Winding Down

Photo by Andrew Neel on

Got home from work not too long ago after a long couple days, worked 24 hours in the past 48 hours. I was surprised at how well I handled everything and handled the work and my mental health pretty well. I bonded with most of the clients there in the past two days and I felt that I might have even helped deescalate some situations into becoming more acute or severe, whether it be with someone’s suicidal or homicidal ideations, with psychosis symptoms or what have you.

As a team, we got one of our most acute, long term geriatric clients sleep for about five hours after not sleeping for weeks at a time. Later in the evening, the unit played bingo and she won a soda pop and she was so kind as to wanting to share it with me. We kept saying “Cheers” and clinked our paper cups after each drink like we were two drunk people at a bar. Except it was soda and we were in a mental health unit. Then she proceeded to burp in my face. I felt it was a real bonding moment for us and she liked me… not that it mattered if she liked me or not but I liked this experience over her calling me a ballerina for whatever reason.

There was a client I like a whole lot but she has severe schizophrenia and bipolar one disorder. The event that got her into the psych ward was she hadn’t slept in two weeks and had a lot of spiritually based delusions and her dual personality caused her to trash rooms because her other persona had taken over. She feels as though she was called to be the messenger. She also feels as though being “locked up” means that everyone, clients and staff included are trying to kill her or poison her. The other staff ignore her delusions, but I actually ask her questions about them to understand better because to her, she feels threatened and that should be taken seriously. I don’t encourage the thoughts by directly saying that they are legitimate. I tell her logically that there are others struggling with their own internal stimuli and that we are not trying to poison her. I try to calm her down with going outside and deep breathing and talking about her coping mechanisms and things she enjoys. She is a pleasant person to talk to and she graduated from my rival school, University of Washington years back. She is quite intelligent, however her delusions take such a strong hold of her so she is unable to function properly. She is afraid of taking her medication in case she has an adverse reaction, but with a little coaxing she usually responds well to meds.

My favorite client, she is close in age to myself and we do white board challenges where we draw random things or animals or portraits with a time limit and eyes closed. She seems the most stable, like someone I would want to be friends with but could never due to company policy. I feel bad for her, it just seems like she was at the wrong place at the wrong time and her trauma and situations have forced her into inpatient treatment. I often think about how I was often a candidate for inpatient treatment myself due to my bipolar disorder. I personally think it would have been a step back for me and it would have made me feel inferior and weak; not to say that getting the help you need is weak, it is very strong. However, I feel as though for me personally I wouldn’t have gotten much use out of an inpatient stay.
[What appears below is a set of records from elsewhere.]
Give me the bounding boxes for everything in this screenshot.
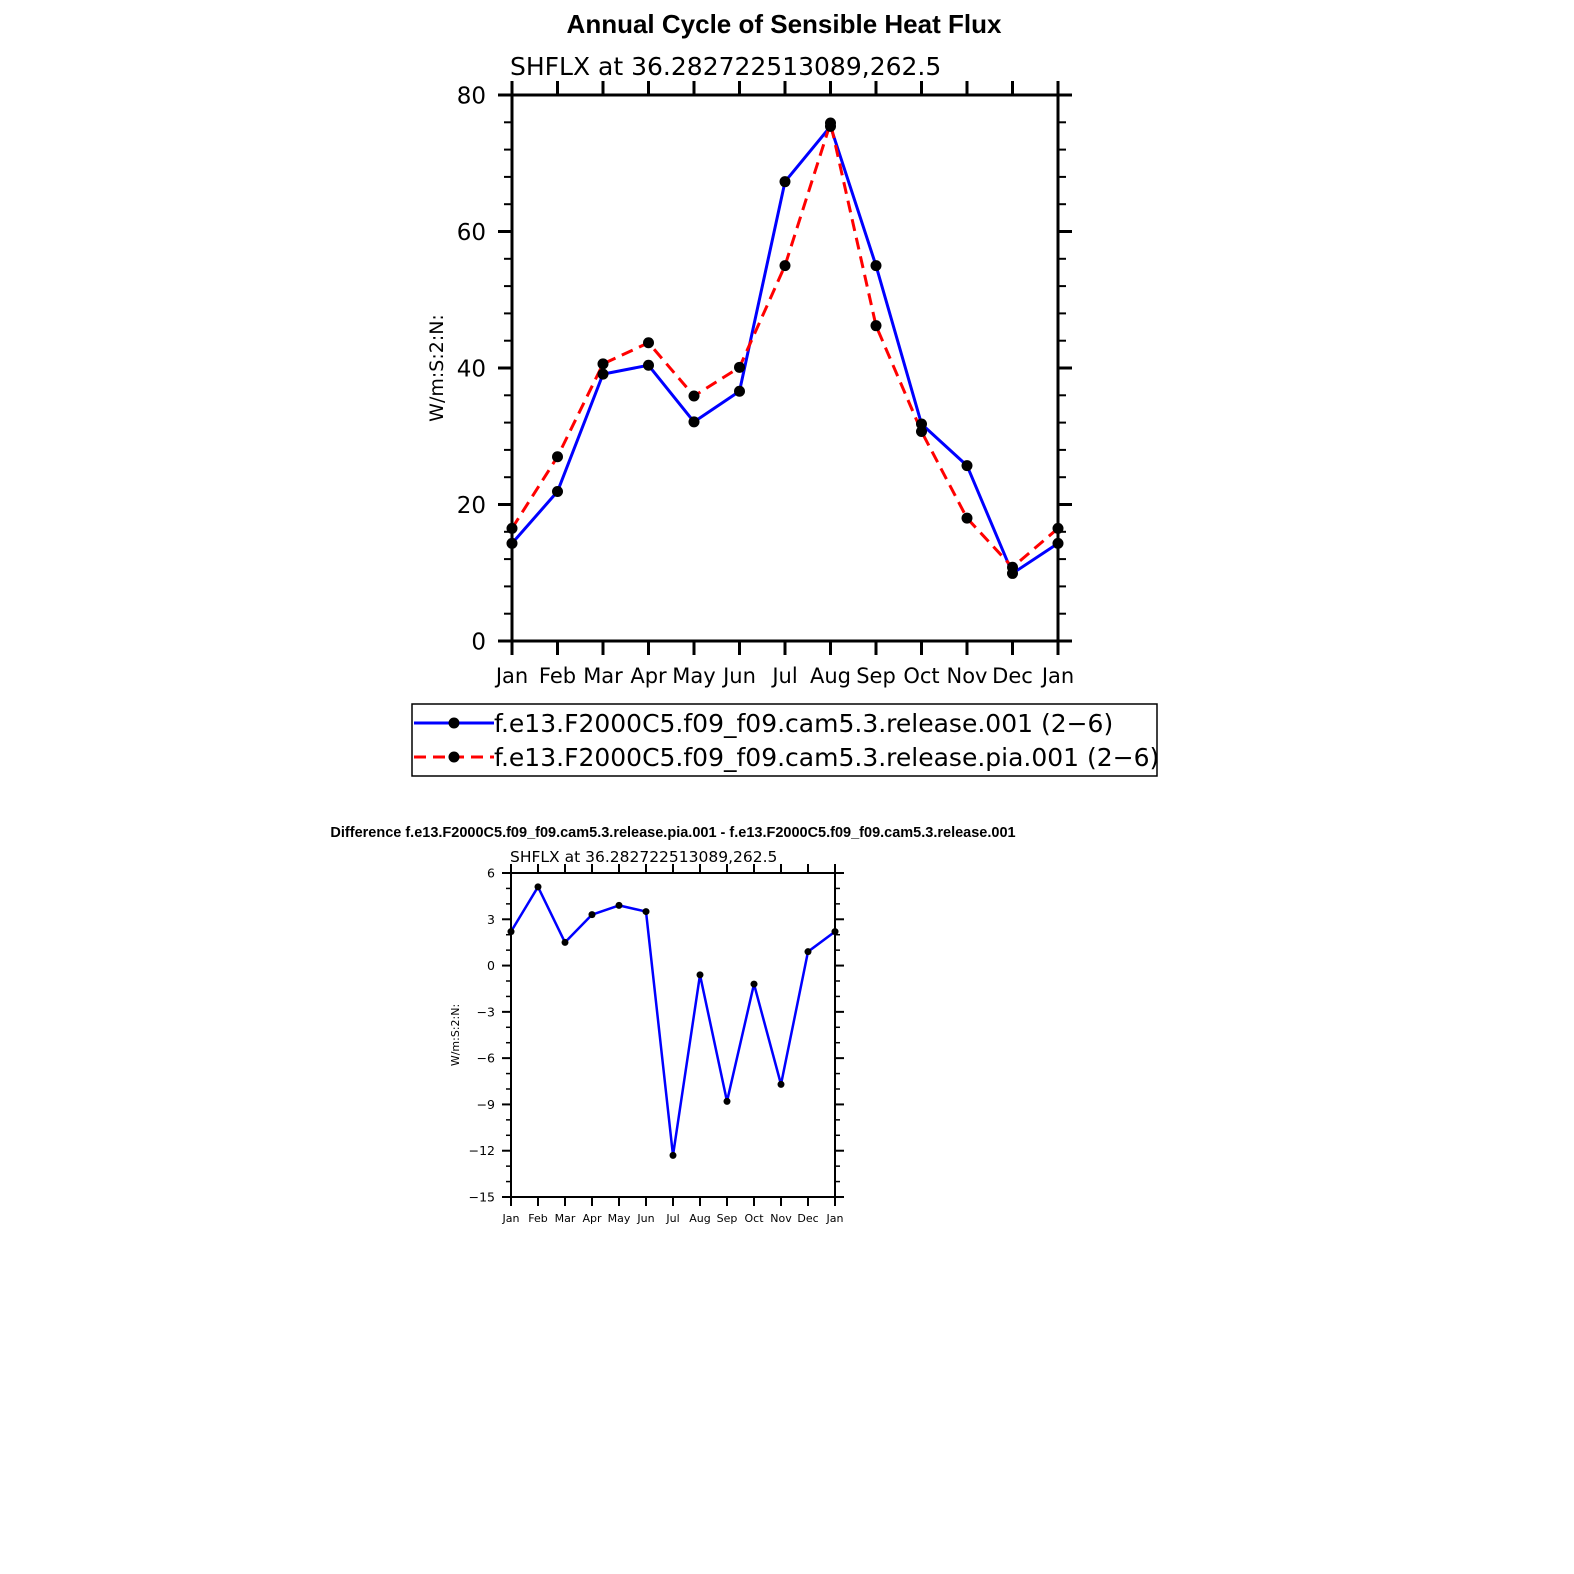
main-xtick-label: Aug <box>810 664 851 688</box>
main-xtick-label: Mar <box>583 664 623 688</box>
main-series-1-point <box>734 385 745 397</box>
main-series-2-point <box>734 361 745 373</box>
main-xtick-label: Sep <box>856 664 896 688</box>
main-xtick-label: Nov <box>947 664 988 688</box>
main-series-1-point <box>688 416 700 428</box>
main-series-2-point <box>825 117 836 129</box>
diff-series-1-point <box>642 908 650 916</box>
main-xtick-label: Jul <box>770 664 797 688</box>
diff-xtick-label: Jan <box>826 1212 844 1225</box>
diff-ytick-label: 6 <box>487 866 495 881</box>
main-ytick-label: 40 <box>457 356 486 382</box>
diff-xtick-label: Jun <box>636 1212 654 1225</box>
diff-ytick-label: −3 <box>477 1004 495 1019</box>
diff-xtick-label: Jul <box>665 1212 679 1225</box>
main-series-1-point <box>870 260 882 272</box>
diff-series-1-point <box>804 948 812 956</box>
main-series-1-point <box>961 460 973 472</box>
main-ytick-label: 20 <box>457 493 486 519</box>
diff-series-1-point <box>615 901 623 909</box>
diff-xtick-label: Oct <box>744 1212 764 1225</box>
diff-ytick-label: 0 <box>487 958 495 973</box>
main-axis-ticks: 0 20 40 60 80 Jan Feb Mar Apr May Jun Jul Aug Sep Oct N… <box>457 81 1074 688</box>
diff-ytick-label: −9 <box>477 1097 495 1112</box>
main-series-1-point <box>597 368 609 380</box>
main-xtick-label: May <box>672 664 715 688</box>
diff-plot-frame <box>510 872 836 1198</box>
diff-xtick-label: Sep <box>717 1212 738 1225</box>
main-title: Annual Cycle of Sensible Heat Flux <box>567 9 1002 39</box>
diff-series-1-point <box>723 1097 731 1105</box>
main-series-2-point <box>961 512 973 524</box>
legend-box <box>411 703 1158 777</box>
diff-series-1-point <box>777 1080 785 1088</box>
diff-y-axis-label: W/m:S:2:N: <box>449 1004 462 1066</box>
diff-series-1-point <box>669 1151 677 1159</box>
main-xtick-label: Oct <box>903 664 939 688</box>
main-ytick-label: 60 <box>457 220 486 246</box>
legend-label-series2: f.e13.F2000C5.f09_f09.cam5.3.release.pia… <box>494 743 1159 772</box>
diff-ytick-label: −6 <box>477 1051 495 1066</box>
diff-ytick-label: 3 <box>487 912 495 927</box>
main-xtick-label: Dec <box>992 664 1033 688</box>
main-series-2-point <box>1007 561 1018 573</box>
diff-ytick-label: −12 <box>469 1143 495 1158</box>
diff-xtick-label: Nov <box>770 1212 792 1225</box>
main-subtitle: SHFLX at 36.282722513089,262.5 <box>510 52 941 81</box>
main-xtick-label: Jun <box>721 664 756 688</box>
diff-ytick-label: −15 <box>469 1190 495 1205</box>
legend-label-series1: f.e13.F2000C5.f09_f09.cam5.3.release.001… <box>494 709 1113 738</box>
diff-series-1-point <box>534 883 542 891</box>
main-series-1-point <box>779 176 791 188</box>
legend-marker-series1 <box>448 717 460 729</box>
main-series-2-point <box>688 390 700 402</box>
main-y-axis-label: W/m:S:2:N: <box>426 314 448 422</box>
main-legend: f.e13.F2000C5.f09_f09.cam5.3.release.001… <box>411 703 1159 777</box>
main-series-1-point <box>643 359 654 371</box>
main-ytick-label: 0 <box>471 629 486 655</box>
main-series-2-point <box>779 260 791 272</box>
diff-series-1-point <box>561 938 569 946</box>
main-series-2-point <box>870 320 882 332</box>
diff-xtick-label: Apr <box>582 1212 602 1225</box>
main-xtick-label: Apr <box>630 664 667 688</box>
main-series-2-point <box>643 337 654 349</box>
diff-title: Difference f.e13.F2000C5.f09_f09.cam5.3.… <box>330 825 1015 841</box>
legend-marker-series2 <box>448 751 460 763</box>
main-series-2-point <box>552 451 563 463</box>
diff-xtick-label: Dec <box>797 1212 818 1225</box>
main-xtick-label: Jan <box>1040 664 1074 688</box>
diff-xtick-label: Feb <box>528 1212 547 1225</box>
main-series-1-point <box>552 486 563 498</box>
main-ytick-label: 80 <box>457 83 486 109</box>
diff-series-group <box>507 883 839 1159</box>
diff-subtitle: SHFLX at 36.282722513089,262.5 <box>510 848 777 866</box>
diff-axis-ticks: −15 −12 −9 −6 −3 0 3 6 Jan Feb Mar Apr May Jun Jul Aug S… <box>469 864 844 1225</box>
diff-xtick-label: Jan <box>502 1212 520 1225</box>
diff-xtick-label: Mar <box>555 1212 576 1225</box>
main-xtick-label: Feb <box>539 664 576 688</box>
main-series-2-point <box>916 425 927 437</box>
diff-xtick-label: May <box>608 1212 631 1225</box>
main-xtick-label: Jan <box>494 664 528 688</box>
diff-series-1-point <box>750 980 758 988</box>
main-plot-frame <box>510 93 1060 643</box>
diff-xtick-label: Aug <box>689 1212 710 1225</box>
main-series-2-point <box>597 358 609 370</box>
diff-series-1-point <box>588 911 596 919</box>
diff-series-1-point <box>696 971 704 979</box>
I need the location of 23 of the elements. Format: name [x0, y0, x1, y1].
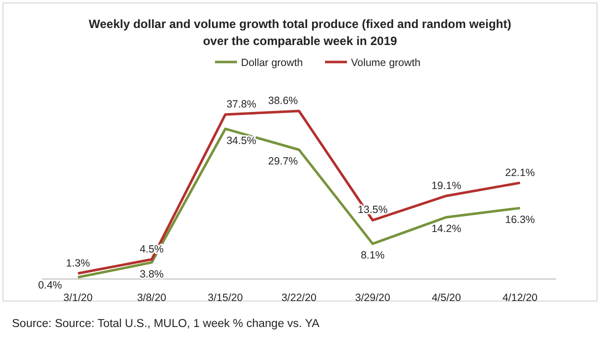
- data-label: 8.1%: [360, 250, 385, 262]
- x-tick-label: 4/12/20: [502, 292, 538, 304]
- data-label: 22.1%: [505, 166, 535, 179]
- x-tick-label: 3/1/20: [63, 292, 93, 304]
- data-label: 1.3%: [66, 257, 90, 270]
- data-label: 14.2%: [431, 223, 462, 236]
- x-tick-label: 3/22/20: [281, 292, 317, 304]
- data-label: 0.4%: [38, 279, 62, 292]
- x-tick-label: 3/29/20: [355, 292, 390, 304]
- x-tick-label: 3/8/20: [137, 292, 166, 304]
- chart-title: Weekly dollar and volume growth total produce (fixed and random weight) over the comparable week in 2019: [88, 17, 512, 48]
- data-label: 29.7%: [268, 156, 298, 168]
- source-note: Source: Source: Total U.S., MULO, 1 week % change vs. YA: [12, 318, 320, 330]
- data-label: 37.8%: [226, 98, 256, 110]
- data-label: 19.1%: [431, 180, 462, 192]
- legend-label: Dollar growth: [241, 57, 304, 69]
- data-label: 34.5%: [226, 134, 256, 147]
- legend-label: Volume growth: [351, 57, 421, 69]
- data-label: 38.6%: [268, 95, 298, 107]
- x-tick-label: 3/15/20: [208, 292, 244, 304]
- x-tick-label: 4/5/20: [432, 292, 462, 304]
- data-label: 3.8%: [140, 268, 164, 280]
- data-label: 16.3%: [505, 214, 535, 226]
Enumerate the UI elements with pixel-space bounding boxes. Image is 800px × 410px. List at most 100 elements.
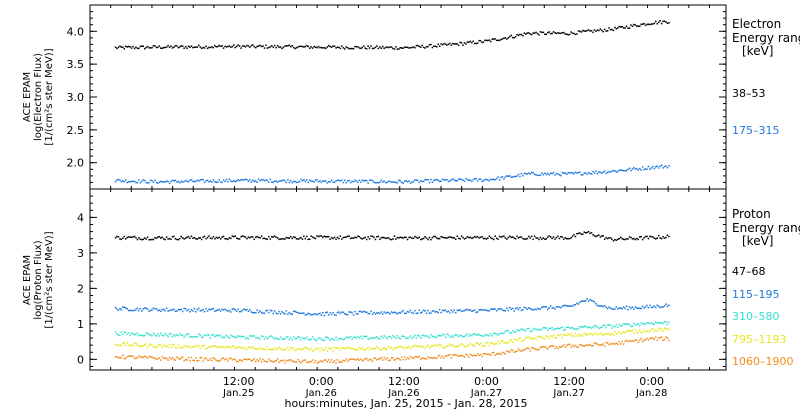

The primary focus of an inpatient stay is to stabilize a client and give them the services needed for them to survive in the “real world”. A lot of the people who come in have criminal backgrounds, suffer from mental illness or addiction, and/or struggle with homelessness or unstable housing. Most stays are temporary and most people are detained, which means forced to stay inpatient until a judge orders otherwise based on tech notes, mental health provider’s notes, and the doctor’s note. Until someone is deemed to be no longer a threat or danger to self / danger to others and their medication has been stabilized, they will not be released.

As far as long term patents go, it’s mostly finding a place for long term care for them. So we act kind of as a liaison as we the patient stabilizes on medication and their suicidal/homicidal ideation decreases. Like for the client I listed earlier who is primarily non verbal and elderly, she is a long term client who needs to go to a long term geriatric and psychiatric facility that accepts her funding and has the means to take care of her for the duration of her life. The problem with that is there is so few solutions for her that her long term solution may be us, but our facility and staffing ability is not adequate in caring for her.

It is unfortunate to call myself a mental health care provider and to feel like we are doing a disservice to these clients because we do not have appropriate staffing and the ability to care for someone with the needs that they have. Like, why would we accept her to begin with if we all knew we could not adequately take care of her needs?

It’s not just her but I am an untrained and uneducated healthcare provider and I have a certification through the state and all that is required to take care of the country’s most vulnerable population is a negative TB test and a background check? I am happy to have this job, but in order to make a difference in my workplace, there is a lot that needs to change. So I got that weighing on my shoulders as I sit at home on a Saturday night “chilling”. Ha!

Well I will leave you with this rant so I can shower and get ready for bed. Yay weekend.